Despite dying at a young age, he produced 28 volumes of letters, manifestos, poetry, and numerous newspaper articles, that have been theorized, criticized, and politicized around the world. 

His beginnings and literary legacy

The son of Spanish parents, Martí was born on January 28, 1853, in Havana, Cuba. While attending high school at the Municipal Superior School for Men, the school’s director, the Cuban poet Rafael Mendive, began to mold his separatist thinking. By 1869, he published his first writings and was active in the Cuban independence movement, for which he was eventually sentenced to six years in prison and later exiled to Spain.  
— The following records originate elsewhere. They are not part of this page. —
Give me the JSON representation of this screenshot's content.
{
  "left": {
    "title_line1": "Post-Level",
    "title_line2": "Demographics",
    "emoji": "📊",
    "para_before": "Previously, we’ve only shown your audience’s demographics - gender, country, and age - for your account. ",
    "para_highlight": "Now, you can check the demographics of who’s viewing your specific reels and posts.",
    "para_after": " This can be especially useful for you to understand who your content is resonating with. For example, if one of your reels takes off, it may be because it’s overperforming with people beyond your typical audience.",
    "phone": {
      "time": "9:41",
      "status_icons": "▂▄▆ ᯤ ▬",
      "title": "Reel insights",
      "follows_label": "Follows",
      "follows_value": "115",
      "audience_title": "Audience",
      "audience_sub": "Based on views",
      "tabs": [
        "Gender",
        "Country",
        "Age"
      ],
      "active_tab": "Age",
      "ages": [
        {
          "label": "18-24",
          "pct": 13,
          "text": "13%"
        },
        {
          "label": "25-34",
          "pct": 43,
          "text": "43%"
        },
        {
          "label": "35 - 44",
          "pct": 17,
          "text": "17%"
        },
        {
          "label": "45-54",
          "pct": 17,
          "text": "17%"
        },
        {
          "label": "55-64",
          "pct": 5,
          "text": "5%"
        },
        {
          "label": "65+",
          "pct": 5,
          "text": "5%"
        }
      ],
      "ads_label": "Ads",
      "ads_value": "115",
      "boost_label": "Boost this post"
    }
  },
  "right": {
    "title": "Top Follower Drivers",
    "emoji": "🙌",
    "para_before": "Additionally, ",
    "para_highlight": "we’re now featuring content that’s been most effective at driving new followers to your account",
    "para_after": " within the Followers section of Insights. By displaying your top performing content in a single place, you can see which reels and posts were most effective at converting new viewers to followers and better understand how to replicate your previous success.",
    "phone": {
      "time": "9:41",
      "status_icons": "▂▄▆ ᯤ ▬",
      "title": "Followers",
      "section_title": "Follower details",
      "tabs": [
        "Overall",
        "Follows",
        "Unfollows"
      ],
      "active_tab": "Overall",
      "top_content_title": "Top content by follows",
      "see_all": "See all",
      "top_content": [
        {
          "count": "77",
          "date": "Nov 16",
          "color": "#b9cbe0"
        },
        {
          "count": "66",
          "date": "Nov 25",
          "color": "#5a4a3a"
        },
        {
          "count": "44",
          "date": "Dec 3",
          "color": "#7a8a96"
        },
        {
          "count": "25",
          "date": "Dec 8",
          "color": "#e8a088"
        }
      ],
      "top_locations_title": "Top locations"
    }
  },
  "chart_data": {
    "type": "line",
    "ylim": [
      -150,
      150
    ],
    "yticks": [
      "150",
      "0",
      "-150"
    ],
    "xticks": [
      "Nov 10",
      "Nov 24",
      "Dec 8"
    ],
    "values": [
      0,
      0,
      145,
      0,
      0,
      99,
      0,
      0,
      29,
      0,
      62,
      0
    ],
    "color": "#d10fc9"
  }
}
After living in diverse places like Cuba, Mexico, Guatemala, Venezuela, and the United States, these places undoubtedly affected his attitudes toward racial politics. Martí saw first-hand how enslaved people in Cuba were treated, and later, during his period in New York, he would pen his famous essay, “Mi Raza,” declaring that there was only the human race. His style has been described as rhythmic and rich in metaphor and is said to have influenced the modernist movement. Considered very advanced for its time, it is now considered a pillar of mid-twentieth century Ibero-American thought. 

Many still do not understand why Martí had to die for the independence of Cuba by getting on a horse to fight. By doing so, he represents an artist’s commitment to never renouncing the dangers of having a public life due to one’s political beliefs. In “Versos Libres,” Martí himself says in his introduction: “Verse should be like a shining sword which leaves spectators with the memory of a warrior who goes to heaven and whose sword breaks into wings as he sheathes it in the sun.” In his case, political action and literary writing were inseparable.